Prosecutors dropped rape charges Friday against three Duke University lacrosse players accused of attacking a stripper at a team party, but the three still face kidnapping and sexual offense charges, a defense attorney said.
Joseph Cheshire and attorneys for the other players have said for months the woman told several different versions of the alleged assault.
Cheshire said Friday that the accuser now says she does not know if she was penetrated, which he said led District Attorney Mike Nifong to dismiss the rape charges.
Nifong did not immediately return calls seeking comment.
The accuser, a 28-year-old student at North Carolina Central University, has said three men raped her in a bathroom at a March 13 team party where she was hired to perform as a stripper.
The players -- Dave Evans, Collin Finnerty and Reade Seligmann -- all say they are innocent. Their attorneys have consistently said no sex occurred at the party and have cited a lack of DNA evidence in the case as proof of their clients' innocence.
"It's highly coincidental," Cheshire said, that the charges are being dropped a week after the director of a private DNA testing lab acknowledged that he initially, with Nifong's knowledge, withheld from the defense test results showing none of the players' DNA was found on or in the accuser's body.
Others blogging: Michelle Malkin, Stop the ACLU, La Shawn Barber, Hot Air, and Betsy Newmark, who opines:
She doesn't know now if she was penetrated. How can she not be certain as to whether or not she was raped? Especially after she was pretty graphic with her original report to the investigators about being raped both vaginally and anally. Now, she's not so certain. Sure.

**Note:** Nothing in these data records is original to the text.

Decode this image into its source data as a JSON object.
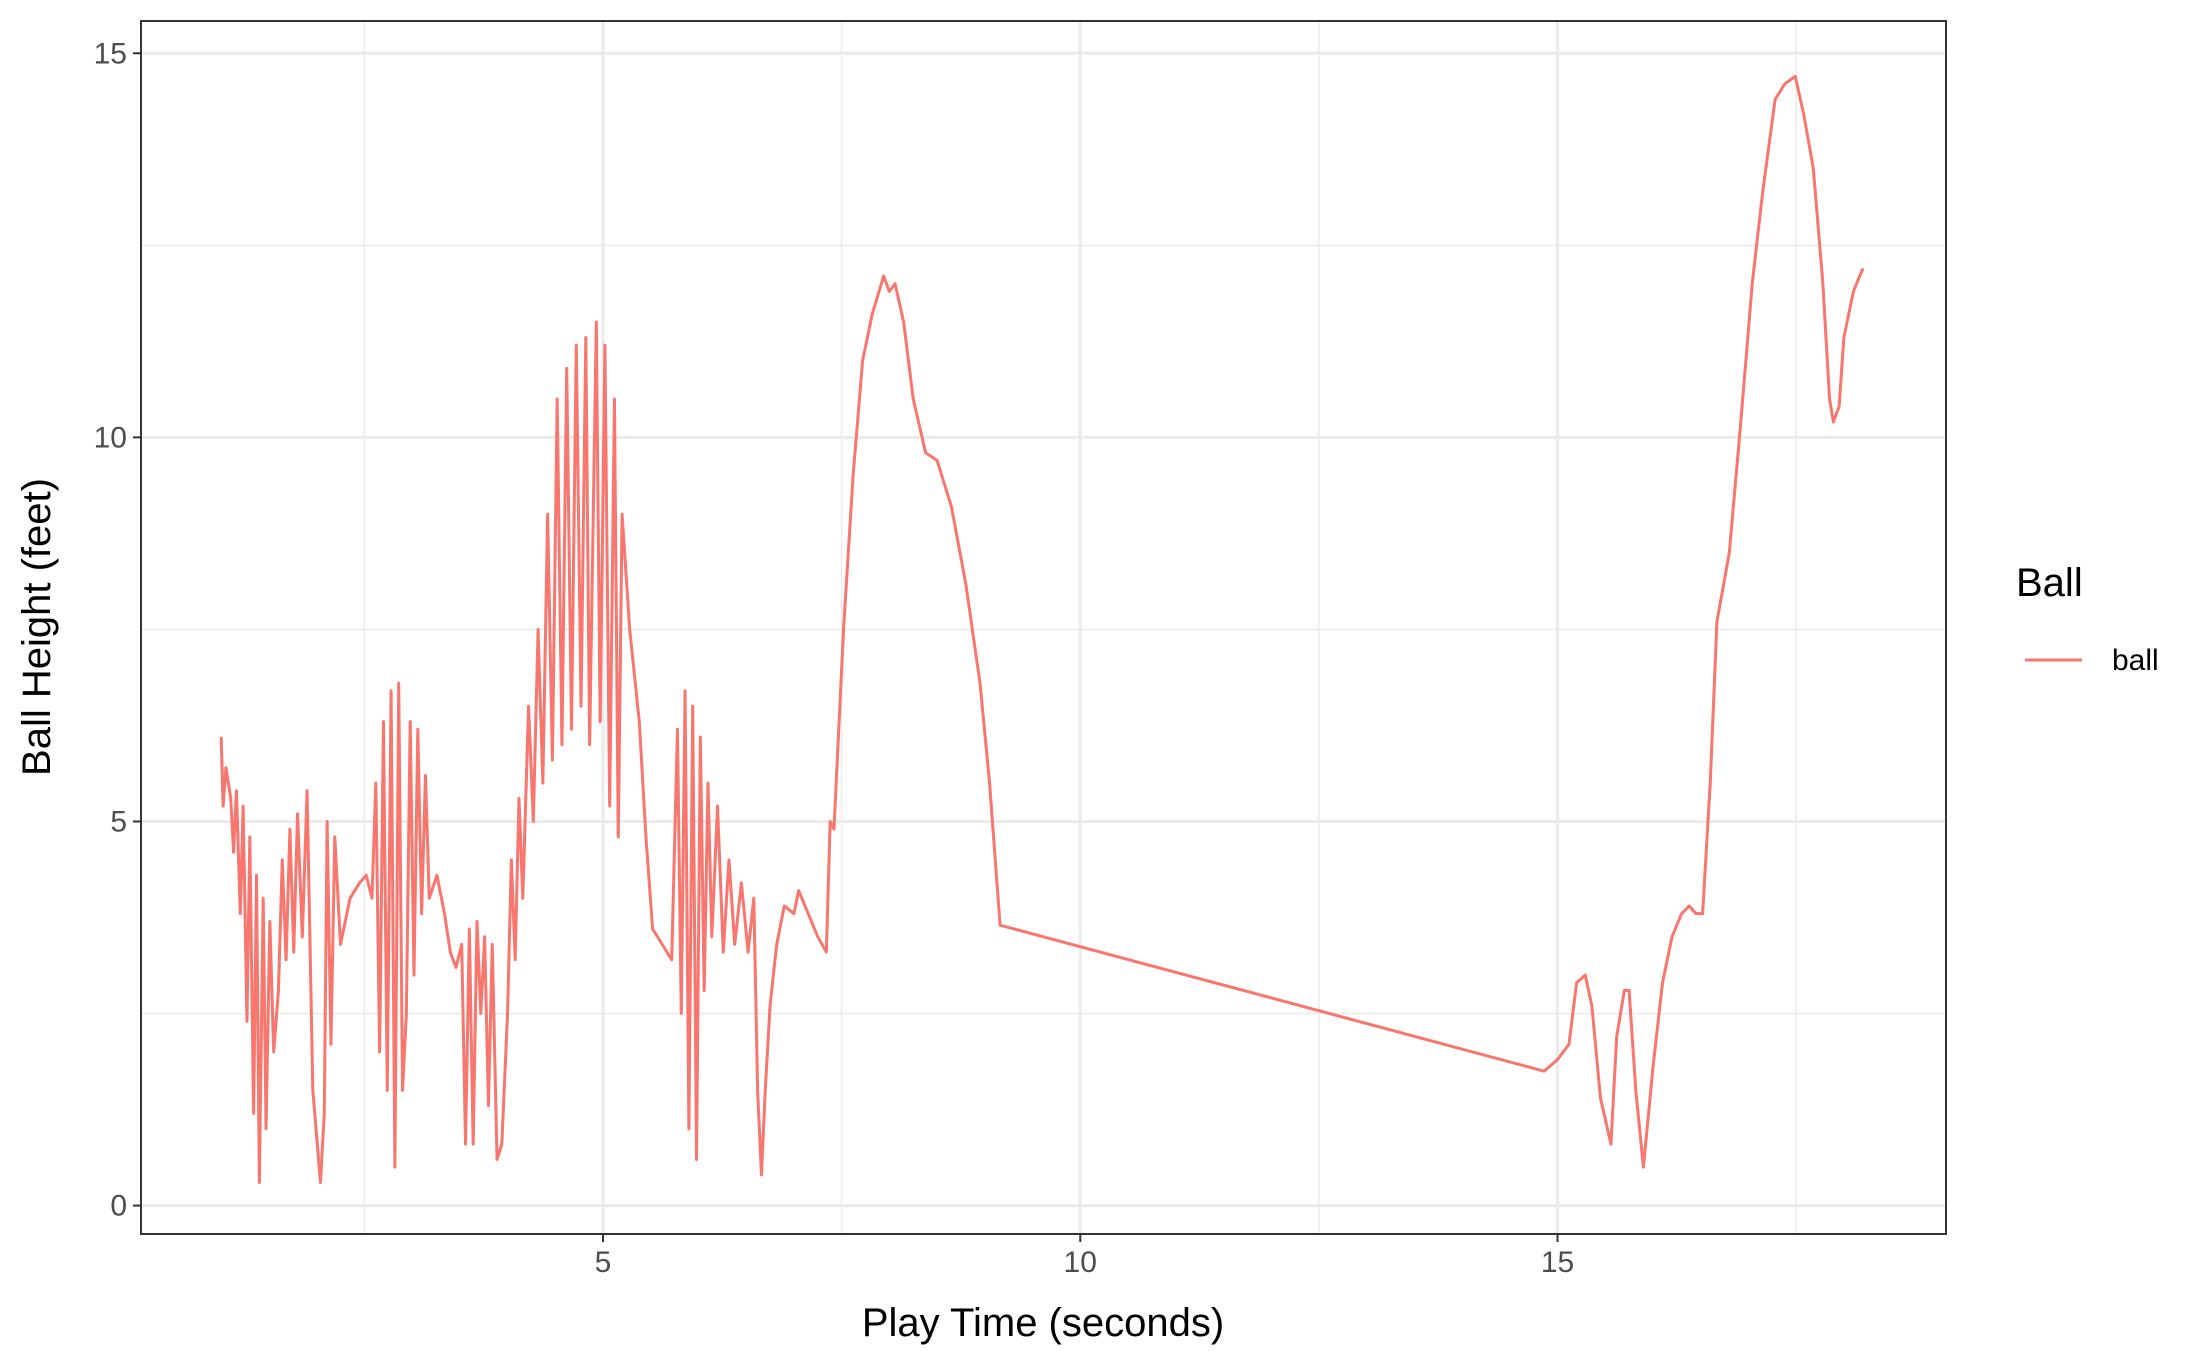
{
  "chart_data": {
    "type": "line",
    "x_label": "Play Time (seconds)",
    "y_label": "Ball Height (feet)",
    "legend_title": "Ball",
    "legend_position": "right",
    "xlim": [
      0.16,
      19.07
    ],
    "ylim": [
      -0.37,
      15.42
    ],
    "xticks": [
      5,
      10,
      15
    ],
    "yticks": [
      0,
      5,
      10,
      15
    ],
    "xminor": [
      2.5,
      7.5,
      12.5,
      17.5
    ],
    "yminor": [
      2.5,
      7.5,
      12.5
    ],
    "grid": true,
    "x": [
      1.0,
      1.02,
      1.05,
      1.1,
      1.13,
      1.16,
      1.2,
      1.23,
      1.27,
      1.3,
      1.34,
      1.37,
      1.4,
      1.44,
      1.47,
      1.51,
      1.55,
      1.6,
      1.64,
      1.68,
      1.72,
      1.76,
      1.8,
      1.85,
      1.9,
      1.96,
      2.04,
      2.08,
      2.11,
      2.15,
      2.19,
      2.25,
      2.35,
      2.45,
      2.52,
      2.58,
      2.62,
      2.66,
      2.7,
      2.74,
      2.78,
      2.82,
      2.86,
      2.9,
      2.94,
      2.98,
      3.02,
      3.06,
      3.1,
      3.14,
      3.18,
      3.26,
      3.34,
      3.4,
      3.46,
      3.52,
      3.56,
      3.6,
      3.64,
      3.68,
      3.72,
      3.76,
      3.8,
      3.84,
      3.89,
      3.94,
      4.0,
      4.04,
      4.08,
      4.12,
      4.16,
      4.22,
      4.27,
      4.32,
      4.37,
      4.42,
      4.47,
      4.52,
      4.57,
      4.62,
      4.67,
      4.72,
      4.77,
      4.82,
      4.86,
      4.93,
      4.97,
      5.02,
      5.07,
      5.12,
      5.16,
      5.2,
      5.28,
      5.38,
      5.45,
      5.52,
      5.62,
      5.72,
      5.78,
      5.82,
      5.86,
      5.9,
      5.94,
      5.98,
      6.02,
      6.06,
      6.1,
      6.14,
      6.2,
      6.26,
      6.32,
      6.38,
      6.45,
      6.52,
      6.58,
      6.62,
      6.66,
      6.7,
      6.75,
      6.82,
      6.9,
      7.0,
      7.05,
      7.15,
      7.25,
      7.34,
      7.38,
      7.42,
      7.52,
      7.62,
      7.72,
      7.82,
      7.94,
      8.0,
      8.06,
      8.15,
      8.25,
      8.38,
      8.5,
      8.65,
      8.8,
      8.95,
      9.05,
      9.16,
      14.86,
      15.0,
      15.12,
      15.2,
      15.29,
      15.36,
      15.45,
      15.56,
      15.62,
      15.7,
      15.75,
      15.82,
      15.9,
      16.0,
      16.1,
      16.2,
      16.3,
      16.38,
      16.45,
      16.52,
      16.6,
      16.67,
      16.8,
      16.92,
      17.04,
      17.15,
      17.28,
      17.38,
      17.49,
      17.58,
      17.68,
      17.78,
      17.85,
      17.89,
      17.95,
      18.0,
      18.1,
      18.2
    ],
    "series": [
      {
        "name": "ball",
        "color": "#F8766D",
        "values": [
          6.1,
          5.2,
          5.7,
          5.3,
          4.6,
          5.4,
          3.8,
          5.2,
          2.4,
          4.8,
          1.2,
          4.3,
          0.3,
          4.0,
          1.0,
          3.7,
          2.0,
          2.8,
          4.5,
          3.2,
          4.9,
          3.3,
          5.1,
          3.5,
          5.4,
          1.5,
          0.3,
          1.2,
          5.0,
          2.1,
          4.8,
          3.4,
          4.0,
          4.2,
          4.3,
          4.0,
          5.5,
          2.0,
          6.3,
          1.5,
          6.7,
          0.5,
          6.8,
          1.5,
          2.5,
          6.3,
          3.0,
          6.2,
          3.8,
          5.6,
          4.0,
          4.3,
          3.8,
          3.3,
          3.1,
          3.4,
          0.8,
          3.6,
          0.8,
          3.7,
          2.5,
          3.5,
          1.3,
          3.4,
          0.6,
          0.8,
          2.5,
          4.5,
          3.2,
          5.3,
          4.0,
          6.5,
          5.0,
          7.5,
          5.5,
          9.0,
          5.8,
          10.5,
          6.0,
          10.9,
          6.2,
          11.2,
          6.5,
          11.3,
          6.0,
          11.5,
          6.3,
          11.2,
          5.2,
          10.5,
          4.8,
          9.0,
          7.5,
          6.3,
          4.8,
          3.6,
          3.4,
          3.2,
          6.2,
          2.5,
          6.7,
          1.0,
          6.5,
          0.6,
          6.1,
          2.8,
          5.5,
          3.5,
          5.2,
          3.3,
          4.5,
          3.4,
          4.2,
          3.3,
          4.0,
          1.5,
          0.4,
          1.5,
          2.6,
          3.4,
          3.9,
          3.8,
          4.1,
          3.8,
          3.5,
          3.3,
          5.0,
          4.9,
          7.5,
          9.5,
          11.0,
          11.6,
          12.1,
          11.9,
          12.0,
          11.5,
          10.5,
          9.8,
          9.7,
          9.1,
          8.1,
          6.8,
          5.5,
          3.65,
          1.75,
          1.9,
          2.1,
          2.9,
          3.0,
          2.6,
          1.4,
          0.8,
          2.2,
          2.8,
          2.8,
          1.5,
          0.5,
          1.8,
          2.9,
          3.5,
          3.8,
          3.9,
          3.8,
          3.8,
          5.5,
          7.6,
          8.5,
          10.2,
          12.0,
          13.2,
          14.4,
          14.6,
          14.7,
          14.2,
          13.5,
          12.0,
          10.5,
          10.2,
          10.4,
          11.3,
          11.9,
          12.2
        ]
      }
    ]
  }
}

But I don't see what Nifong gains by maintaining the charges of kidnapping and sexual assault. She will stay have to take the stand and testify as to what happened and all her former statements will still be fair game. As will the information revealed last week of the multiple men's DNA found inside her, none of which matched the three defendants or her purported boyfriend. Her veracity and her ability to identify the men she's now not certain raped her will still be open to cross-examination. Neither the prosecution nor the defense will be able to depend on the other stripper's story since she has changed her story and been public about her desire to make money off the story. So, it will all come down to this alleged victim's credibility. If these defense lawyers can't raise a reasonable doubt from that, they should turn in their licenses.